Single most important test for male factor evaluation is good Semen Analysis (Semen Qualitative Examination -SQE) by pre and post semen processing method. SQE is different from semen analysis done in a pathology laboratory.

In an infertility centre, Semen collection is done in a clean, hygienic and separate collection room meant for the purpose.

  • Male should be abstinent for 2-7 days
  • A written protocol is provided to the male partner for semen collection.
  • Sample to be evaluated positively within half to one hour of collection (motility reduces beyond one hour)
  • Both Pre wash and Post wash sample is analysed.
  • Preferable send a semen sample for culture and sensitivity.

Commonly used semen processing techniques-Swim-Up Technique and Density Gradient Method.

Advantages of Processing Semen.

  • Improve the number of morphologically normal sperm, remove dead cells and debris.
  • Remove bacteria and other microorganisms, reduces the viral load (ideal for HIV positive patient).
  • Antibodies in seminal plasma removed, remove antigenic protein, which stimulate immune reaction in female, remove decapacitation factor.
  • Besides this, certain active substances are added by means of culture media to increase sperm motility.

Additional advanced analyses need to be carried out in case of subnormal semen parameters.

  • Endocrine evaluation : FSH, LH, testosterone, prolactin, TSH
  • Post ejaculatory urinalysis
  • Scrotal Doppler
  • Trans rectal sonography
  • Testicular biopsy/exploration
  • Genetic screening
  • Specialized sperm function tests and Sperm DNA fragmentation tests.

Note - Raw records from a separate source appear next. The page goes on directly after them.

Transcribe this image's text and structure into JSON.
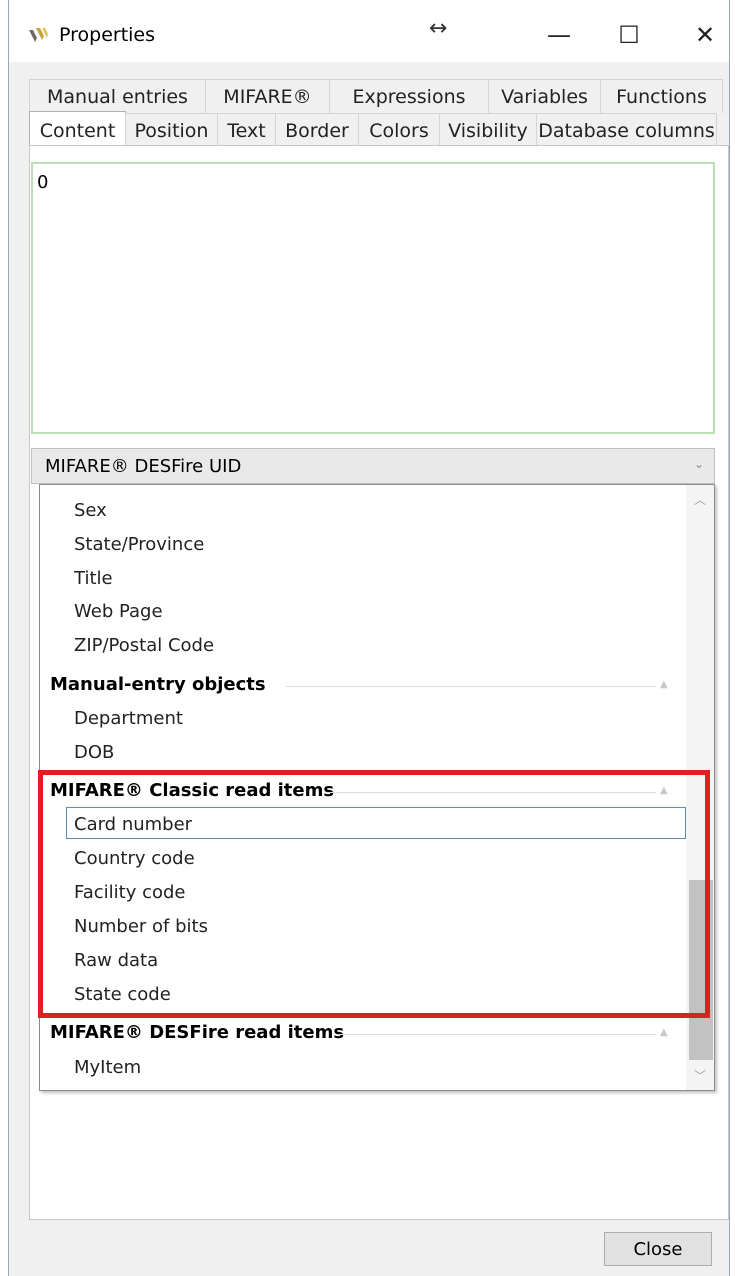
{
  "window": {
    "title": "Properties",
    "resize_glyph": "↔",
    "minimize_glyph": "—",
    "maximize_glyph": "☐",
    "close_glyph": "✕"
  },
  "tabs_row1": [
    "Manual entries",
    "MIFARE®",
    "Expressions",
    "Variables",
    "Functions"
  ],
  "tabs_row2": [
    "Content",
    "Position",
    "Text",
    "Border",
    "Colors",
    "Visibility",
    "Database columns"
  ],
  "active_tab": "Content",
  "content": {
    "text_value": "0",
    "combo_value": "MIFARE® DESFire UID",
    "combo_chevron": "⌄"
  },
  "dropdown": {
    "items_top": [
      "Sex",
      "State/Province",
      "Title",
      "Web Page",
      "ZIP/Postal Code"
    ],
    "groups": [
      {
        "name": "Manual-entry objects",
        "items": [
          "Department",
          "DOB"
        ]
      },
      {
        "name": "MIFARE® Classic read items",
        "items": [
          "Card number",
          "Country code",
          "Facility code",
          "Number of bits",
          "Raw data",
          "State code"
        ]
      },
      {
        "name": "MIFARE® DESFire read items",
        "items": [
          "MyItem"
        ]
      }
    ],
    "selected_item": "Card number",
    "scroll_up_glyph": "︿",
    "scroll_down_glyph": "﹀",
    "collapse_glyph": "▲"
  },
  "highlight_color": "#e02020",
  "footer": {
    "close_label": "Close"
  }
}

Infertility tests in special situations

  • Laparoscopy for unexplained infertility
  • Advanced sperm function testing(eg. DNA fragmentation testing)
  • Post coital testing
  • Thrombophilia testing
  • Immunological testing
  • Karyotype
  • Endometrial biopsy
  • Prolactin



  • An infertility evaluation may be offered to any patient who by definition has infertility or is at high risk of infertility.
  • Women older than 35 years should receive an expedited evaluation and undergo treatment after 6 month of failed attempts to become pregnant or earlier, if clinically indicated.
  • In women older than 40 years, more immediate evaluation and treatment are warranted.
  • If a women has a condition known to cause infertility, the obstetrician gynecologist should offer immediate evaluation.
  • A comprehensive medical history,including items relevant to the potential etiologies of infertility,should be obtained from the patient and partner,should one exist.
  • A targeted physical examination of the female partner should be performed with a focus on vital signs and include a thyroid, breast and pelvic examination.
  • For the female partner, tests will focus on ovarian reserve, ovulatory function, and structural abnormalities.
  • Imaging of the reproductive organs provides valuable information on conditions that affect fertility. Imaging modalities can detect tubal patency and pelvic pathology and assess ovarian reserve.
  • A women’s health specialist may reasonably obtain the male partner’s medical history and order the semen analysis. Alternatively, it is also reasonable to refer all male infertility patients to a health care specialist with expertise in male reproductive medicine.